3. [Platanus Wrightii] S. Wats. Sycamore.

Leaves divided by narrow sinuses to below the middle and sometimes nearly to the center into 3—7 but usually into 3—5 elongated acute lobes entire, or dentate with callous-tipped teeth, or occasionally furnished with 1 or 2 lateral lobes, sometimes deeply cordate by the downward projection of the lower lobes, or often truncate or cuneate at base, thin and firm in texture, light green and glabrous above, covered below with pale pubescence, 6′—8′ long and broad, with a slender midrib, and primary veins connected by conspicuous reticulate veinlets; petioles stout, glabrous or puberulous, 1½′—3′ in length. Flowers: peduncles hoary-tomentose, bearing 1—4 heads of flowers. Fruit: heads on slender glabrous stems 6′—8′ long, about ¾′ in diameter; akenes glabrous, ¼′ long, truncate at apex.

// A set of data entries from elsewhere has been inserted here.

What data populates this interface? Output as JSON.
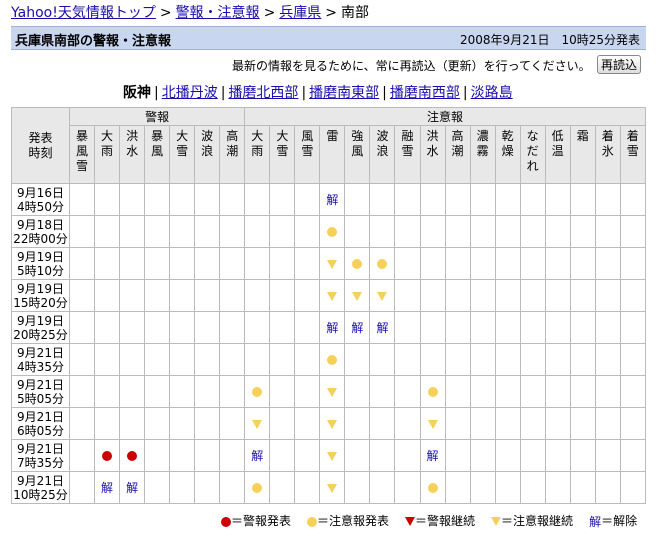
{
  "breadcrumb": {
    "items": [
      "Yahoo!天気情報トップ",
      "警報・注意報",
      "兵庫県"
    ],
    "current": "南部",
    "separator": ">"
  },
  "title": "兵庫県南部の警報・注意報",
  "datetime": "2008年9月21日　10時25分発表",
  "notice": "最新の情報を見るために、常に再読込（更新）を行ってください。",
  "reload_label": "再読込",
  "areas": {
    "current": "阪神",
    "links": [
      "北播丹波",
      "播磨北西部",
      "播磨南東部",
      "播磨南西部",
      "淡路島"
    ]
  },
  "table": {
    "corner": [
      "発表",
      "時刻"
    ],
    "groups": [
      {
        "label": "警報",
        "span": 7
      },
      {
        "label": "注意報",
        "span": 16
      }
    ],
    "columns": [
      "暴風雪",
      "大雨",
      "洪水",
      "暴風",
      "大雪",
      "波浪",
      "高潮",
      "大雨",
      "大雪",
      "風雪",
      "雷",
      "強風",
      "波浪",
      "融雪",
      "洪水",
      "高潮",
      "濃霧",
      "乾燥",
      "なだれ",
      "低温",
      "霜",
      "着氷",
      "着雪"
    ],
    "rows": [
      {
        "date": "9月16日",
        "time": "4時50分",
        "cells": {
          "10": "kai"
        }
      },
      {
        "date": "9月18日",
        "time": "22時00分",
        "cells": {
          "10": "yel"
        }
      },
      {
        "date": "9月19日",
        "time": "5時10分",
        "cells": {
          "10": "ytri",
          "11": "yel",
          "12": "yel"
        }
      },
      {
        "date": "9月19日",
        "time": "15時20分",
        "cells": {
          "10": "ytri",
          "11": "ytri",
          "12": "ytri"
        }
      },
      {
        "date": "9月19日",
        "time": "20時25分",
        "cells": {
          "10": "kai",
          "11": "kai",
          "12": "kai"
        }
      },
      {
        "date": "9月21日",
        "time": "4時35分",
        "cells": {
          "10": "yel"
        }
      },
      {
        "date": "9月21日",
        "time": "5時05分",
        "cells": {
          "7": "yel",
          "10": "ytri",
          "14": "yel"
        }
      },
      {
        "date": "9月21日",
        "time": "6時05分",
        "cells": {
          "7": "ytri",
          "10": "ytri",
          "14": "ytri"
        }
      },
      {
        "date": "9月21日",
        "time": "7時35分",
        "cells": {
          "1": "red",
          "2": "red",
          "7": "kai",
          "10": "ytri",
          "14": "kai"
        }
      },
      {
        "date": "9月21日",
        "time": "10時25分",
        "cells": {
          "1": "kai",
          "2": "kai",
          "7": "yel",
          "10": "ytri",
          "14": "yel"
        }
      }
    ]
  },
  "legend": [
    {
      "symbol": "red",
      "label": "＝警報発表"
    },
    {
      "symbol": "yel",
      "label": "＝注意報発表"
    },
    {
      "symbol": "rtri",
      "label": "＝警報継続"
    },
    {
      "symbol": "ytri",
      "label": "＝注意報継続"
    },
    {
      "symbol": "kai",
      "label": "＝解除"
    }
  ],
  "kai_text": "解",
  "colors": {
    "warning": "#cc0000",
    "advisory": "#f5d15a",
    "link": "#1a0dab",
    "title_bg": "#c9d6ef"
  }
}
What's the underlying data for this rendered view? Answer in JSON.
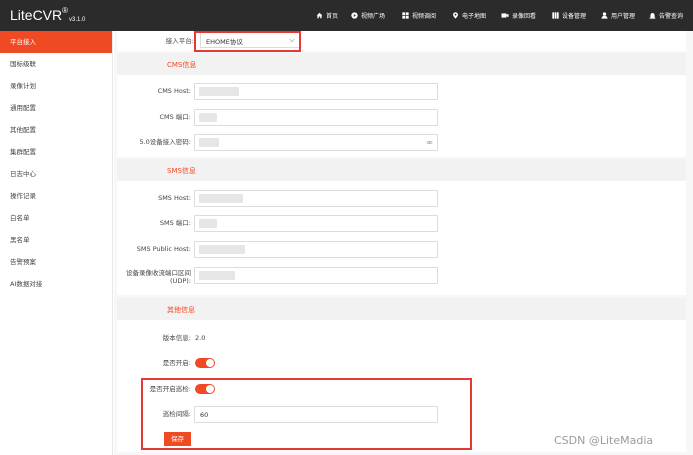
{
  "header": {
    "logo": "LiteCVR",
    "logo_mark": "®",
    "version": "v3.1.0",
    "nav": [
      {
        "label": "首页",
        "icon": "home-icon"
      },
      {
        "label": "视频广场",
        "icon": "play-circle-icon"
      },
      {
        "label": "视频调阅",
        "icon": "video-grid-icon"
      },
      {
        "label": "电子地图",
        "icon": "map-pin-icon"
      },
      {
        "label": "录像回看",
        "icon": "camera-icon"
      },
      {
        "label": "设备管理",
        "icon": "device-grid-icon"
      },
      {
        "label": "用户管理",
        "icon": "user-icon"
      },
      {
        "label": "告警查询",
        "icon": "alarm-icon"
      }
    ]
  },
  "sidebar": {
    "items": [
      "平台接入",
      "国标级联",
      "录像计划",
      "通用配置",
      "其他配置",
      "集群配置",
      "日志中心",
      "操作记录",
      "白名单",
      "黑名单",
      "告警预案",
      "AI数据对接"
    ]
  },
  "form": {
    "platform_label": "接入平台:",
    "platform_value": "EHOME协议",
    "cms_title": "CMS信息",
    "cms_host_label": "CMS Host:",
    "cms_port_label": "CMS 端口:",
    "cms_password_label": "5.0设备接入密码:",
    "sms_title": "SMS信息",
    "sms_host_label": "SMS Host:",
    "sms_port_label": "SMS 端口:",
    "sms_public_host_label": "SMS Public Host:",
    "udp_label_line1": "设备录像收流端口区间",
    "udp_label_line2": "(UDP):",
    "other_title": "其他信息",
    "version_label": "版本信息:",
    "version_value": "2.0",
    "enabled_label": "是否开启:",
    "patrol_label": "是否开启巡检:",
    "interval_label": "巡检间隔:",
    "interval_value": "60",
    "save_label": "保存"
  },
  "watermark": "CSDN @LiteMadia",
  "colors": {
    "accent": "#f04a24",
    "highlight_frame": "#e53935",
    "topbar": "#2b2b2b"
  }
}
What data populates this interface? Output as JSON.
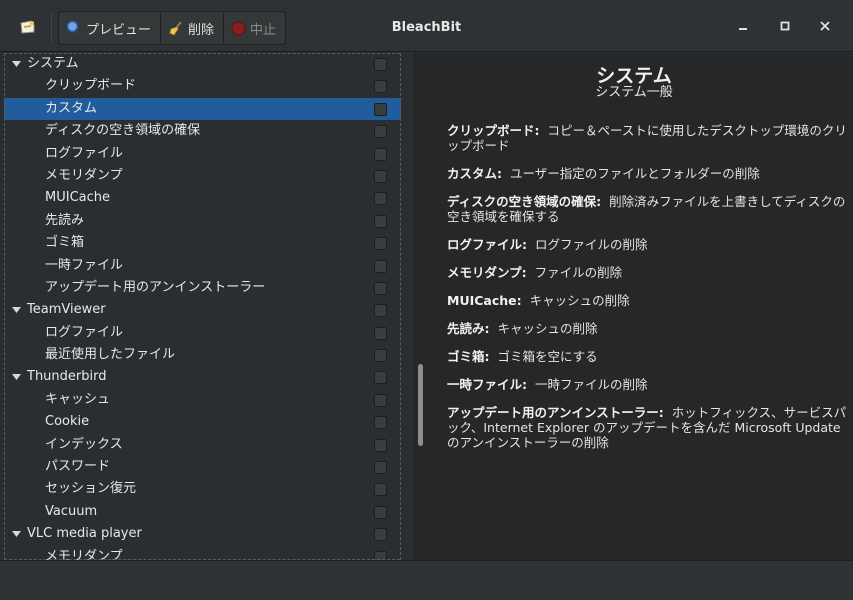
{
  "window": {
    "title": "BleachBit"
  },
  "toolbar": {
    "preview_label": "プレビュー",
    "clean_label": "削除",
    "stop_label": "中止"
  },
  "tree": [
    {
      "type": "group",
      "label": "システム"
    },
    {
      "type": "item",
      "label": "クリップボード"
    },
    {
      "type": "item",
      "label": "カスタム",
      "selected": true
    },
    {
      "type": "item",
      "label": "ディスクの空き領域の確保"
    },
    {
      "type": "item",
      "label": "ログファイル"
    },
    {
      "type": "item",
      "label": "メモリダンプ"
    },
    {
      "type": "item",
      "label": "MUICache"
    },
    {
      "type": "item",
      "label": "先読み"
    },
    {
      "type": "item",
      "label": "ゴミ箱"
    },
    {
      "type": "item",
      "label": "一時ファイル"
    },
    {
      "type": "item",
      "label": "アップデート用のアンインストーラー"
    },
    {
      "type": "group",
      "label": "TeamViewer"
    },
    {
      "type": "item",
      "label": "ログファイル"
    },
    {
      "type": "item",
      "label": "最近使用したファイル"
    },
    {
      "type": "group",
      "label": "Thunderbird"
    },
    {
      "type": "item",
      "label": "キャッシュ"
    },
    {
      "type": "item",
      "label": "Cookie"
    },
    {
      "type": "item",
      "label": "インデックス"
    },
    {
      "type": "item",
      "label": "パスワード"
    },
    {
      "type": "item",
      "label": "セッション復元"
    },
    {
      "type": "item",
      "label": "Vacuum"
    },
    {
      "type": "group",
      "label": "VLC media player"
    },
    {
      "type": "item",
      "label": "メモリダンプ"
    }
  ],
  "description": {
    "title": "システム",
    "subtitle": "システム一般",
    "entries": [
      {
        "key": "クリップボード:",
        "text": "コピー＆ペーストに使用したデスクトップ環境のクリップボード"
      },
      {
        "key": "カスタム:",
        "text": "ユーザー指定のファイルとフォルダーの削除"
      },
      {
        "key": "ディスクの空き領域の確保:",
        "text": "削除済みファイルを上書きしてディスクの空き領域を確保する"
      },
      {
        "key": "ログファイル:",
        "text": "ログファイルの削除"
      },
      {
        "key": "メモリダンプ:",
        "text": "ファイルの削除"
      },
      {
        "key": "MUICache:",
        "text": "キャッシュの削除"
      },
      {
        "key": "先読み:",
        "text": "キャッシュの削除"
      },
      {
        "key": "ゴミ箱:",
        "text": "ゴミ箱を空にする"
      },
      {
        "key": "一時ファイル:",
        "text": "一時ファイルの削除"
      },
      {
        "key": "アップデート用のアンインストーラー:",
        "text": "ホットフィックス、サービスパック、Internet Explorer のアップデートを含んだ Microsoft Update のアンインストーラーの削除"
      }
    ]
  },
  "colors": {
    "selection": "#215d9c",
    "background": "#2b2e30",
    "description_bg": "#252729"
  }
}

A tree, often 60°—80° high, with a straight trunk 4°—5° in diameter, gradually tapering and free of branches for 20°—30°, or with a trunk divided at the ground into 2 or 3 large stems usually more or less reclining and often nearly prostrate for 15°—20°, thick contorted branches, the lowest growing almost at right angles to the trunk and 50°—60° long, the upper usually erect at first, finally spreading into a broad open handsome head, and slender branchlets coated when they first appear with thick pale tomentum, becoming glabrous or slightly puberulous during their first winter, marked by minute scattered lenticels, and light brown tinged with red or ashy gray, and gradually darker in their second or third year. Winter-buds hardly more than ⅛′ long. Bark at the base of the trunk dark, 3′—4′ thick, deeply and irregularly divided into broad ridges, and covered on the surface with small appressed scales, thinner and separating into large scales 10°—15° above the ground, and gradually passing into the smooth much thinner creamy white bark faintly tinged with green of the upper branches.